IMG_8187 Four Corners Monument – NM, AZ, CO, UT – 063007, originally uploaded by MoLisa44
Four Corners encompasses the point where Arizona, Utah, Colorado and New Mexico meet – the only location in America where four states touch. The Four Corners are not a natural phenomena, rather a political construct – as if political other borders are more natural
. This construct is the result of how Arizon became a State during the Civil War. The Confederate States were laying claim to the New Mexico and the Arizona Territories and the Congress, now without their Rebel counterparts, voted to create Arizona by deviding New Mexico and Arizona at the 32nd meridian west from Washington. You can see the Four Corners in the Google Maps view below:
Some enterprising cartographer and historian should research the transition of using natural borders to abstracted political borders and the causes and effects. Was this the result of the confluence of advances in surveying (probably not as George Washington himself was a master surveyor who set the fence post for the White House) or advances in river ecology (rivers shift their courses over time) or some greater Enlightenment quest for rationality and perfection?

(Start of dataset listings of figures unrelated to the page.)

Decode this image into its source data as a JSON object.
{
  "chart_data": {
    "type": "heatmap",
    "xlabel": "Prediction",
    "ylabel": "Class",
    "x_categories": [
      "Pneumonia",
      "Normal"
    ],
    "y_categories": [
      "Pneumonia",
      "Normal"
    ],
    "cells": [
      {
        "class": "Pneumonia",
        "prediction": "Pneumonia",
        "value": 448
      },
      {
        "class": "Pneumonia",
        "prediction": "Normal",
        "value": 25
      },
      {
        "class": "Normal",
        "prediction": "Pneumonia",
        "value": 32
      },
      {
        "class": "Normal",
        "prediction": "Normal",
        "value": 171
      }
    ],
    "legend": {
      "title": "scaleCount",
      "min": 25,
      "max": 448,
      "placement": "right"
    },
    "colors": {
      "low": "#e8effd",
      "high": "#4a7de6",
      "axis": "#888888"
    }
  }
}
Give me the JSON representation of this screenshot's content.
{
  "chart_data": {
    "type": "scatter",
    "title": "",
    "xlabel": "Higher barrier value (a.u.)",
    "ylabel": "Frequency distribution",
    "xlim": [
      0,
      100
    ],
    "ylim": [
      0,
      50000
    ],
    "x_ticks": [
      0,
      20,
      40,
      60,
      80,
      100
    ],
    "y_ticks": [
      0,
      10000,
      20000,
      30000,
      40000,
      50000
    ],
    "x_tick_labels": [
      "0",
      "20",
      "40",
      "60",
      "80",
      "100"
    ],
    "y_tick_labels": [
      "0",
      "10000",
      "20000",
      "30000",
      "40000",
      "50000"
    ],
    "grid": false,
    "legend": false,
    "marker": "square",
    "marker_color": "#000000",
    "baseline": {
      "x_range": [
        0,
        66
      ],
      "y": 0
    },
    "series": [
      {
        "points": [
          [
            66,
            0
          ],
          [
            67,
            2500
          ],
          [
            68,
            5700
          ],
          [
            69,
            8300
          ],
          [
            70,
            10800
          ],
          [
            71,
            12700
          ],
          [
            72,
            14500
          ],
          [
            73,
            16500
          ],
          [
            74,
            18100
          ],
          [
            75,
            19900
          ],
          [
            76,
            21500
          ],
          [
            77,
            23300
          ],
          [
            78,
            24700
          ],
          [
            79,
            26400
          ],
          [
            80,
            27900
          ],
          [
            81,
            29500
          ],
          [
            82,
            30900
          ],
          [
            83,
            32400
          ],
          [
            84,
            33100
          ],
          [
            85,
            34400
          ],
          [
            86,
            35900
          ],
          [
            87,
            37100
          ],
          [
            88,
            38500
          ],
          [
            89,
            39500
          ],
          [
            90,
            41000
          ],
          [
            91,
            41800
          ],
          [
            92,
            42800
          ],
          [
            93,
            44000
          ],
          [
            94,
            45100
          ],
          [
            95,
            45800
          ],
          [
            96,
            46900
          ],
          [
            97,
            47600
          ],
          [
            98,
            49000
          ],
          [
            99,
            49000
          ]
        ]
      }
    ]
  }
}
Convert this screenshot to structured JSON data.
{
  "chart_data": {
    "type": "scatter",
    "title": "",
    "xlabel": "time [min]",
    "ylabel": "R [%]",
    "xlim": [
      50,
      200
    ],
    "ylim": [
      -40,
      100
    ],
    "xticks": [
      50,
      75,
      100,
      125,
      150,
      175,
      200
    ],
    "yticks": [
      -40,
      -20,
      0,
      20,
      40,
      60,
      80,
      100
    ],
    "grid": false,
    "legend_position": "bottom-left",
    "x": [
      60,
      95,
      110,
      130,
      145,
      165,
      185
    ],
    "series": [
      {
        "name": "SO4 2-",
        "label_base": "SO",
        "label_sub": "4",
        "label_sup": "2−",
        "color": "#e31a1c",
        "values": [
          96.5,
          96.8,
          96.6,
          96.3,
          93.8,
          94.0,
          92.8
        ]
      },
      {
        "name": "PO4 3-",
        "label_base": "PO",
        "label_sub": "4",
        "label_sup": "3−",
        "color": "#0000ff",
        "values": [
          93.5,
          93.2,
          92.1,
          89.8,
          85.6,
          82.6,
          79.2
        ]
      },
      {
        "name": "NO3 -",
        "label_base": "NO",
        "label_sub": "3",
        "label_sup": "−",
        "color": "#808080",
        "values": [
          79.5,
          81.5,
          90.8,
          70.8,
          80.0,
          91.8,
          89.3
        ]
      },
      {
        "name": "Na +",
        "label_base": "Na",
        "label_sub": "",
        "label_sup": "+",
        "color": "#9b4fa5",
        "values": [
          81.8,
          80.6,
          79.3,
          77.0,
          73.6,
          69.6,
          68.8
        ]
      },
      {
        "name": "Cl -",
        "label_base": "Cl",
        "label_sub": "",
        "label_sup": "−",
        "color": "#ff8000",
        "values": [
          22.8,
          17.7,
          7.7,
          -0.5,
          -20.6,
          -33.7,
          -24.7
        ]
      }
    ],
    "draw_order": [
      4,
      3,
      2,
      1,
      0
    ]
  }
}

Four Corners by penguinchris
I’ve long been fascinated with demarcation of territory, especially as a notion of boundary. Boundaries often were delineated by natural phenomena such as rivers, lakes or mountains. Just east of the Four Corners is the San Juan River, which is wholly ignored in laying out the territories. At what point did boundary, often manifested through corporeal elements (walls, fence, etc), detach to become abstracted Monadic elements?